ON MY MIND
Dmitry Medvedev's political obituary has been written so many times that -- like Medvedev himself -- it's become something of a punchline.
And every time the pundits declared him politically dead, he's lived to fight another day.
There are several reasons for this. Medvedev is a convenient foil for Vladimir Putin -- he gets the blame for everything that goes wrong while Putin gets the credit. Call it the Good Tsar and the Bumbling Boyar. Putin also doesn't like to do anything under pressure and he doesn't like to do what is expected. And finally, there appears to have been a tacit understanding between the two that Medvedev would serve as prime minister for Putin's entire third term.
But with Putin's third term drawing to a close, there is now a growing expectation that Medvedev will be replaced after the presidential election/coronation in March.
In a piece featured in yesterday's Morning Vertical, Valery Solovei claimed that the Kremlin intrigue over who will replace Medvedev has already begun.
Which leads one to wonder whether all the corruption allegations and plummeting poll numbers we are seeing now are an accident.
IN THE NEWS
European lawmakers say Russia and Iran are among a group of countries that are increasingly abusing Interpol red notices to seek the arrest of political opponents, contributing to a fivefold increase of red notices during the past decade.

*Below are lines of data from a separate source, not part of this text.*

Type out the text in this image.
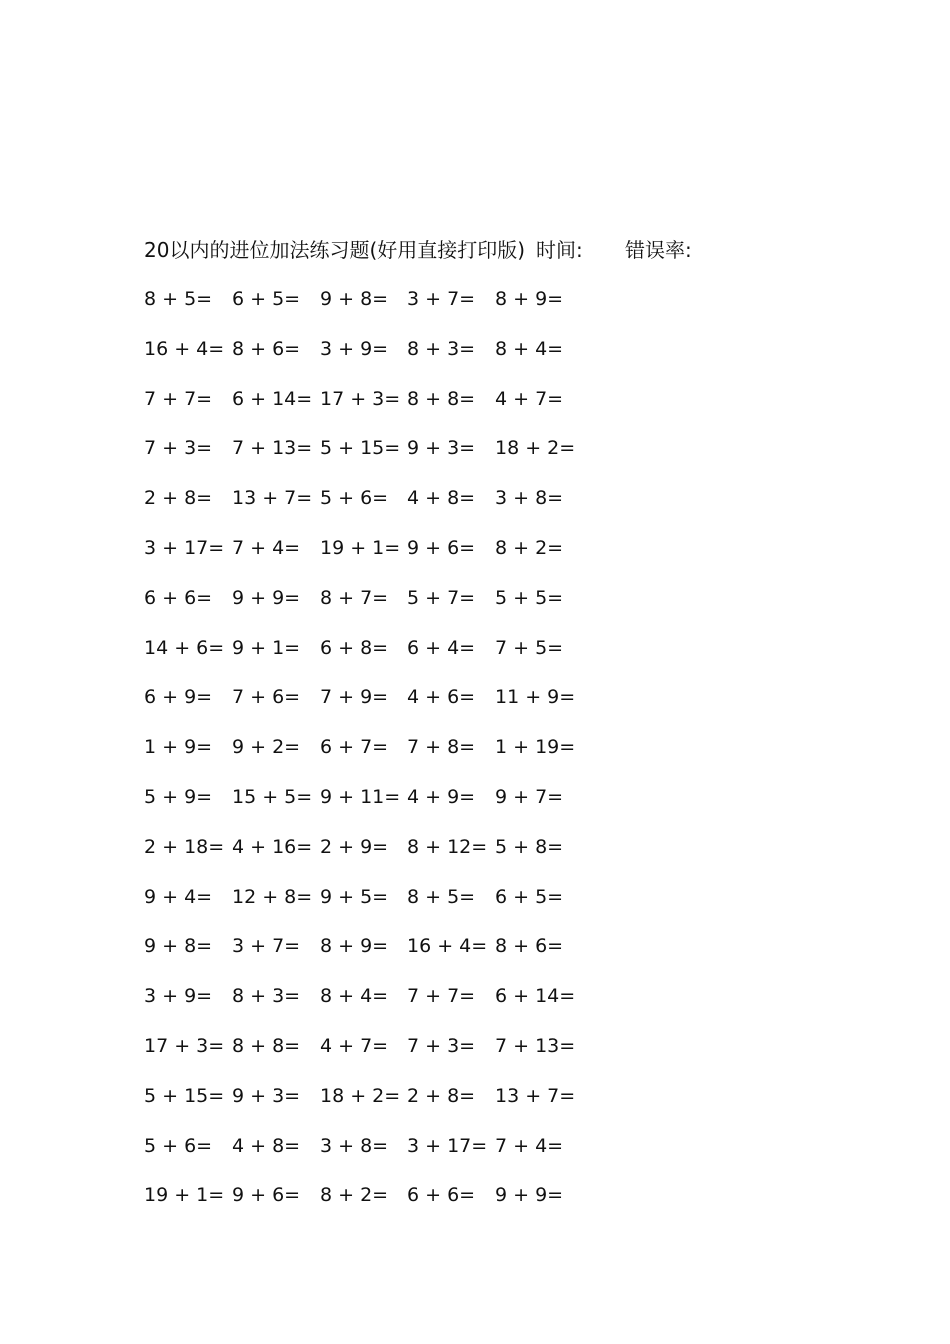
20以内的进位加法练习题(好用直接打印版) 时间: 错误率:
8 + 5=	6 + 5=	9 + 8= 3 + 7=	8 + 9=
16 + 4= 8 + 6=	3 + 9= 8 + 3=	8 + 4=
7 + 7=	6 + 14= 17 + 3= 8 + 8=	4 + 7=
7 + 3=	7 + 13= 5 + 15= 9 + 3=	18 + 2=
2 + 8=	13 + 7= 5 + 6= 4 + 8=	3 + 8=
3 + 17= 7 + 4=	19 + 1= 9 + 6=	8 + 2=
6 + 6=	9 + 9=	8 + 7= 5 + 7=	5 + 5=
14 + 6= 9 + 1=	6 + 8= 6 + 4=	7 + 5=
6 + 9=	7 + 6=	7 + 9= 4 + 6=	11 + 9=
1 + 9=	9 + 2=	6 + 7= 7 + 8=	1 + 19=
5 + 9=	15 + 5= 9 + 11= 4 + 9=	9 + 7=
2 + 18= 4 + 16= 2 + 9= 8 + 12= 5 + 8=
9 + 4=	12 + 8= 9 + 5= 8 + 5=	6 + 5=
9 + 8=	3 + 7=	8 + 9= 16 + 4= 8 + 6=
3 + 9=	8 + 3=	8 + 4= 7 + 7=	6 + 14=
17 + 3= 8 + 8=	4 + 7= 7 + 3=	7 + 13=
5 + 15= 9 + 3=	18 + 2= 2 + 8=	13 + 7=
5 + 6=	4 + 8=	3 + 8= 3 + 17= 7 + 4=
19 + 1= 9 + 6=	8 + 2= 6 + 6=	9 + 9=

Russia's top prosecutor has blacklisted a nongovernmental organization set up by former oil tycoon Mikhail Khodorkovsky -- a move that puts the group in legal jeopardy just days before a street protest it has been planning.
Russia's Federal Security Service said that it arrested 12 people in Kaliningrad for suspected involvement with an Islamic extremist group.
A new opinion poll shows growing dissatisfaction among Russians with Prime Minister Dmitry Medvedev, with as many as 45 percent saying he should step down.
Activists in Russia's Tatarstan and Mari El republics were celebrating the Tatar and Mari languages on April 26 as part of events marking Language Day.
A Russian court has sentenced a Crimean Tatar man to 12 years in prison, drawing swift condemnation from Ukraine for what Kyiv called a politically motivated ruling.
A group called the Imam Shamil Battalion has claimed responsibility for a deadly subway bombing in the Russian city of St. Petersburg and said the attacker was acting on orders from Al-Qaeda, a U.S.-based organization that monitors extremists says.
A U.S. government commission on religious freedom is recommending that Russia be designated as a "country of particular concern," putting it in a group of the world's worst offenders of basic rights on religious worship.
Ukrainian President Petro Poroshenko has compared the April 26, 1986, Chernobyl nuclear disaster with the ongoing crisis in Ukraine's east, adding that "Russia is conducting an undeclared war against his country."
The Ukrainian Security Service raided the Kyiv offices of the country's largest investment bank looking for illegal software on April 26, drawing a dismayed reaction from Prime Minister Volodymyr Hroysman.
EU ambassadors have approved visa liberalization for Ukraine, a key step toward closer ties and visa-free travel to the EU for Ukrainians.
WHAT I'M READING
Spinning An Atrocity
A New York Times video investigation has revealed how Syria and Russia distorted the facts surrounding the chemical weapons attack on Khan Sheikhun.
In Republic.ru, Yekaterina Alyabyeva takes a closer look at a Levada Center poll claiming that trust in Prime Minister Dmitry Medvedev is tanking.
And in his column for Bloomberg, political analyst Leonid Bershidsky argues that recent polls show that the message of an opposition figure like Aleksei Navalny can resonate even in an authoritarian system.
And Bloomberg Businessweek has a piece asking whether Medvedev's job is at risk.
Putin Has The Best Words
In War On The Rocks, Stephen Benedict Dyson and Matthew Parent analyze Vladimir Putin's foreign-policy rhetoric.
Other People's Words
David Filipov, The Washington Post's Moscow bureau chief, has a witty and humorous piece on how "Russians are fighting a war of words with the U.S. using American words."
Web War I
On The Atlantic Council's website, Teri Schultz looks back at the Russian cyberattack on Estonia that took place 10 years ago today.
The Federalist Cure For Autocracy
In a piece for Republic.ru, Vladimir Pastukhov, a visiting fellow at St. Anthony's College, Oxford, argues that only true federalism can save Russia from autocracy.
Russia And The Southern Gas Corridor
The Atlantic Council has released a new report, The Caspian Sea And Southern Gas Corridor: A View From Russia, authored by retired CIA analyst Bud Coote, a senior fellow with the Atlantic Council Global Energy Center.